The effect of alkylthio substituents on the photovoltaic properties of conjugated polymers

Alkylthio groups are effectively utilized in molecule design to improve the performance of polymer solar cells (PSCs). In this study, two conjugated polymers, P1 and P2, were designed and synthesized with alkyl and alkylthio side chains substituted on thiophene as π bridges, respectively. Owing to the twist of the backbone induced by the steric hindrance of the hexyl side chains, polymer P1 shows a low power conversion efficiency (PCE) of 2.83% in PSC devices with PC71BM as acceptor and a low hole mobility of 1.85 × 10−5 cm2 V−1 s−1 in the blend film.
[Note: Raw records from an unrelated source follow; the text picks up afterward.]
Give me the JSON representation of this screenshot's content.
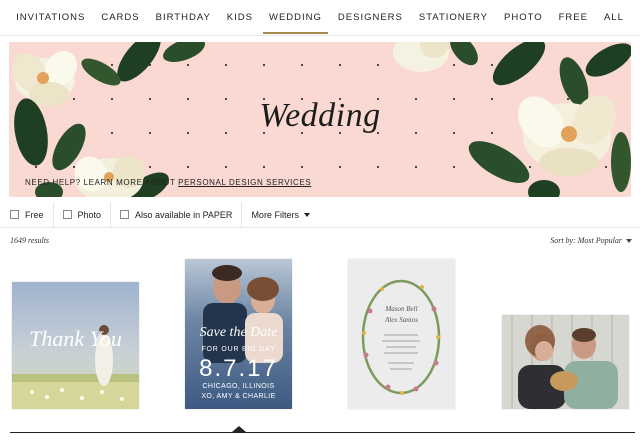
{
  "nav": {
    "items": [
      {
        "label": "INVITATIONS",
        "name": "nav-invitations"
      },
      {
        "label": "CARDS",
        "name": "nav-cards"
      },
      {
        "label": "BIRTHDAY",
        "name": "nav-birthday"
      },
      {
        "label": "KIDS",
        "name": "nav-kids"
      },
      {
        "label": "WEDDING",
        "name": "nav-wedding"
      },
      {
        "label": "DESIGNERS",
        "name": "nav-designers"
      },
      {
        "label": "STATIONERY",
        "name": "nav-stationery"
      },
      {
        "label": "PHOTO",
        "name": "nav-photo"
      },
      {
        "label": "FREE",
        "name": "nav-free"
      },
      {
        "label": "ALL",
        "name": "nav-all"
      }
    ],
    "active": "WEDDING",
    "accent_color": "#a48a4e"
  },
  "banner": {
    "title": "Wedding",
    "help_prefix": "NEED HELP? LEARN MORE ABOUT",
    "help_link": "PERSONAL DESIGN SERVICES",
    "background_color": "#f9d9d2"
  },
  "filters": {
    "free": "Free",
    "photo": "Photo",
    "paper": "Also available in PAPER",
    "more": "More Filters"
  },
  "results": {
    "count": "1649 results",
    "sort": "Sort by: Most Popular"
  },
  "cards": {
    "card1": {
      "script": "Thank You"
    },
    "card2": {
      "script": "Save the Date",
      "line1": "FOR OUR BIG DAY",
      "date": "8.7.17",
      "line2": "CHICAGO, ILLINOIS",
      "line3": "XO, AMY & CHARLIE"
    },
    "card3": {
      "names_a": "Mason Bell",
      "names_b": "Alex Santos"
    },
    "card4": {}
  }
}
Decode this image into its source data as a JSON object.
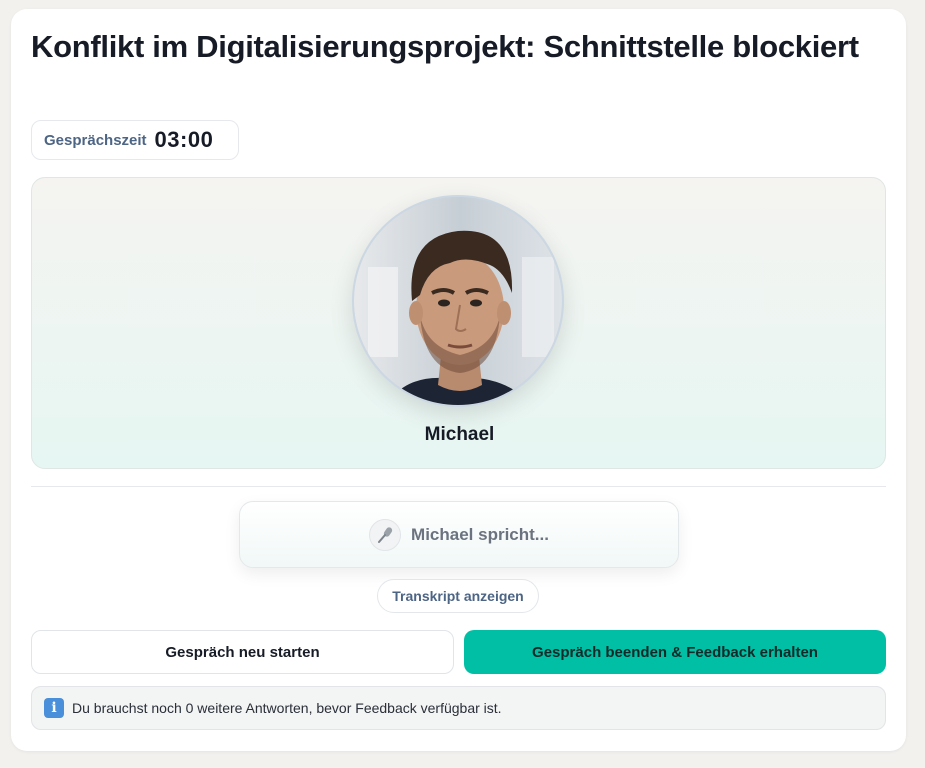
{
  "scenario": {
    "title": "Konflikt im Digitalisierungsprojekt: Schnittstelle blockiert"
  },
  "timer": {
    "label": "Gesprächszeit",
    "value": "03:00"
  },
  "persona": {
    "name": "Michael"
  },
  "status": {
    "icon": "microphone-icon",
    "text": "Michael spricht..."
  },
  "actions": {
    "transcript_label": "Transkript anzeigen",
    "restart_label": "Gespräch neu starten",
    "end_label": "Gespräch beenden & Feedback erhalten"
  },
  "notice": {
    "icon": "info-icon",
    "text": "Du brauchst noch 0 weitere Antworten, bevor Feedback verfügbar ist."
  },
  "colors": {
    "accent": "#00bfa5",
    "muted_label": "#4d6585",
    "background": "#f2f1ee"
  }
}
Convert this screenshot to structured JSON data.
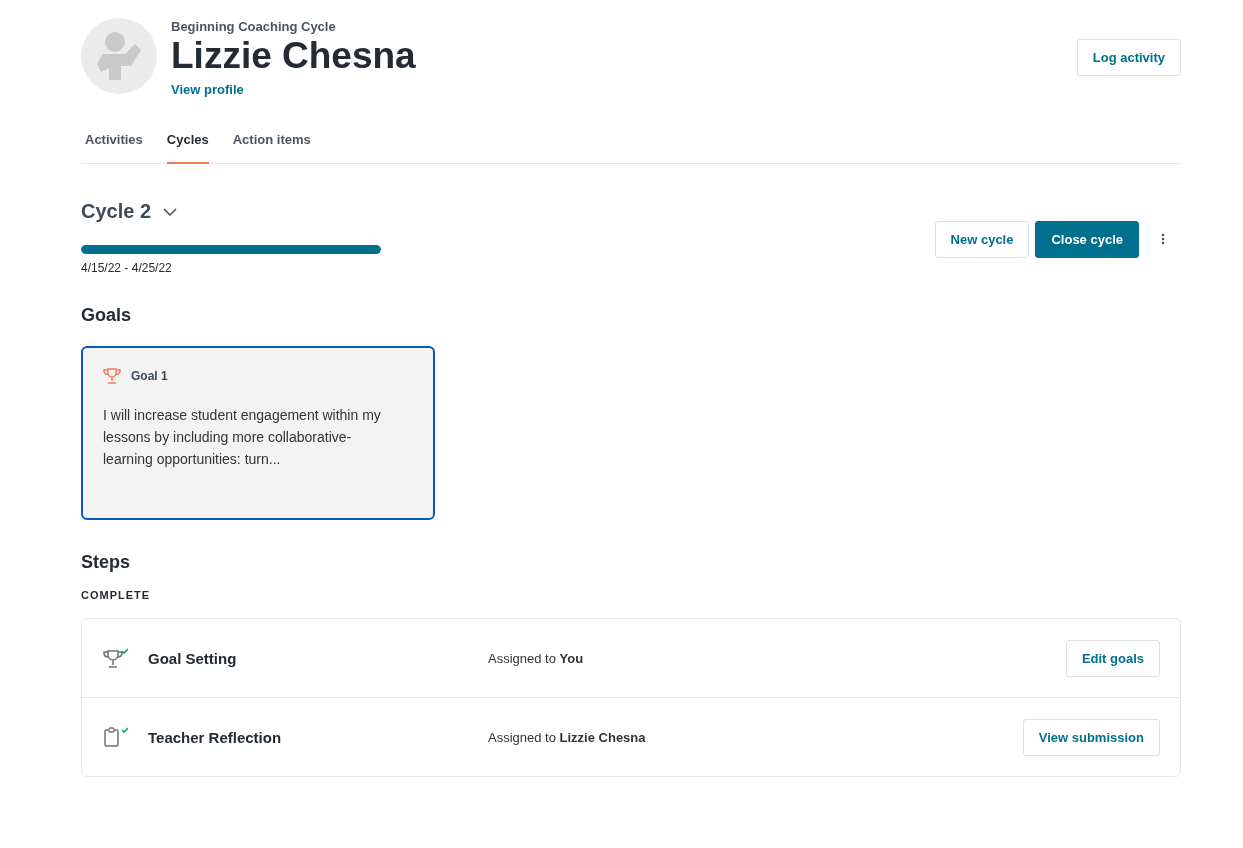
{
  "header": {
    "subtitle": "Beginning Coaching Cycle",
    "name": "Lizzie Chesna",
    "profile_link": "View profile",
    "log_button": "Log activity"
  },
  "tabs": [
    {
      "label": "Activities",
      "selected": false
    },
    {
      "label": "Cycles",
      "selected": true
    },
    {
      "label": "Action items",
      "selected": false
    }
  ],
  "cycle": {
    "title": "Cycle 2",
    "level": 1,
    "dates": "4/15/22 - 4/25/22",
    "buttons": [
      "New cycle",
      "Close cycle"
    ]
  },
  "goals": {
    "heading": "Goals",
    "items": [
      {
        "label": "Goal 1",
        "text": "I will increase student engagement within my lessons by including more collaborative-learning opportunities: turn...",
        "selected": true
      }
    ]
  },
  "steps": {
    "heading": "Steps",
    "group": "COMPLETE",
    "items": [
      {
        "kind": "trophy",
        "title": "Goal Setting",
        "assigned": "Assigned to **You**",
        "button": "Edit goals"
      },
      {
        "kind": "clipboard",
        "title": "Teacher Reflection",
        "assigned": "Assigned to **Lizzie Chesna**",
        "button": "View submission"
      }
    ]
  }
}
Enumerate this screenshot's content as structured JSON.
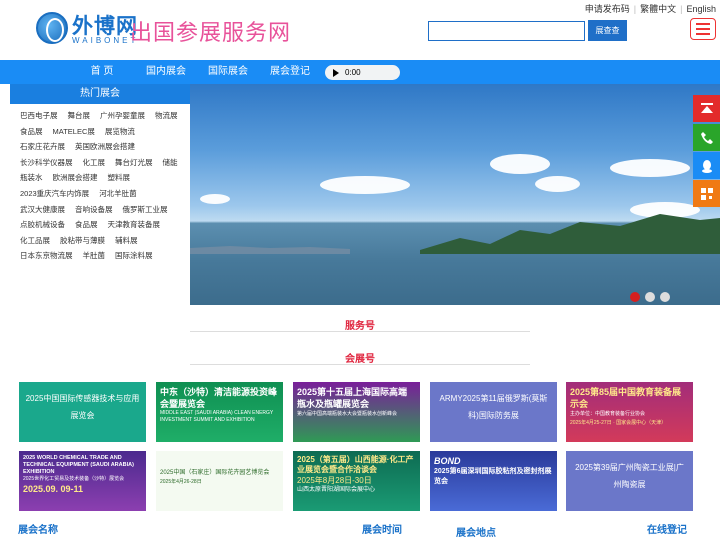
{
  "top_links": [
    "申请发布码",
    "繁體中文",
    "English"
  ],
  "logo": {
    "cn": "外博网",
    "en": "WAIBONET"
  },
  "site_title": "出国参展服务网",
  "search": {
    "value": "",
    "button": "展查查"
  },
  "nav": {
    "items": [
      "首 页",
      "国内展会",
      "国际展会",
      "展会登记"
    ],
    "audio_time": "0:00"
  },
  "hot": {
    "title": "热门展会",
    "items": [
      "巴西电子展",
      "舞台展",
      "广州孕婴童展",
      "物流展",
      "食品展",
      "MATELEC展",
      "展览物流",
      "石家庄花卉展",
      "英国欧洲展会搭建",
      "长沙科学仪器展",
      "化工展",
      "舞台灯光展",
      "储能",
      "瓶装水",
      "欧洲展会搭建",
      "塑料展",
      "2023重庆汽车内饰展",
      "河北羊肚菌",
      "武汉大健康展",
      "音响设备展",
      "俄罗斯工业展",
      "点胶机械设备",
      "食品展",
      "天津教育装备展",
      "化工品展",
      "胶粘带与薄膜",
      "辅料展",
      "日本东京物流展",
      "羊肚菌",
      "国际涂料展"
    ]
  },
  "sections": {
    "service_no": "服务号",
    "exhibition_no": "会展号"
  },
  "cards": {
    "c1": "2025中国国际传感器技术与应用展览会",
    "c2_title": "中东（沙特）清洁能源投资峰会暨展览会",
    "c2_sub": "MIDDLE EAST (SAUDI ARABIA) CLEAN ENERGY INVESTMENT SUMMIT AND EXHIBITION",
    "c3_title": "2025第十五届上海国际高端瓶水及瓶罐展览会",
    "c3_sub": "第六届中国高端瓶装水大会暨瓶装水创新峰会",
    "c4": "ARMY2025第11届俄罗斯(莫斯科)国际防务展",
    "c5_title": "2025第85届中国教育装备展示会",
    "c5_sub": "主办单位：中国教育装备行业协会",
    "c5_date": "2025年4月25-27日 · 国家会展中心（天津）",
    "c6_title": "2025 WORLD CHEMICAL TRADE AND TECHNICAL EQUIPMENT (SAUDI ARABIA) EXHIBITION",
    "c6_cn": "2025世界化工贸易及技术装备（沙特）展览会",
    "c6_date": "2025.09. 09-11",
    "c7_title": "2025中国（石家庄）国际花卉园艺博览会",
    "c7_date": "2025年4月26-28日",
    "c8_title": "2025（第五届）山西能源·化工产业展览会暨合作洽谈会",
    "c8_date": "2025年8月28日-30日",
    "c8_place": "山西太原晋阳湖国际会展中心",
    "c9_logo": "BOND",
    "c9_title": "2025第6届深圳国际胶粘剂及密封剂展览会",
    "c10": "2025第39届广州陶瓷工业展|广州陶瓷展"
  },
  "bottom": [
    "展会名称",
    "展会时间",
    "展会地点",
    "在线登记"
  ],
  "colors": {
    "nav": "#1a8cf5",
    "accent_pink": "#e8529a",
    "section_red": "#e0263f"
  }
}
In contrast to the steric hindrance of the alkyl side chain, the alkylthio side chain can form S⋯S non-covalent interaction with an adjacent thiophene to maintain the molecular planarity and strengthen intermolecular interaction, which is designed in polymer P2 to improve the photovoltaic performance. As a result, the P2-based devices exhibit a higher PCE of 6.15% with an open-circuit voltage (VOC) of 0.71 V, a short-circuit current (JSC) of 14.55 mA cm−2 and a fill factor (FF) of 59.5%. The hole mobility is also increased to 2.20 × 10−4 cm2 V−1 s−1. Our results demonstrate that introducing S⋯S non-covalent interaction into conjugated polymers could be a useful strategy for building high performance photovoltaic materials.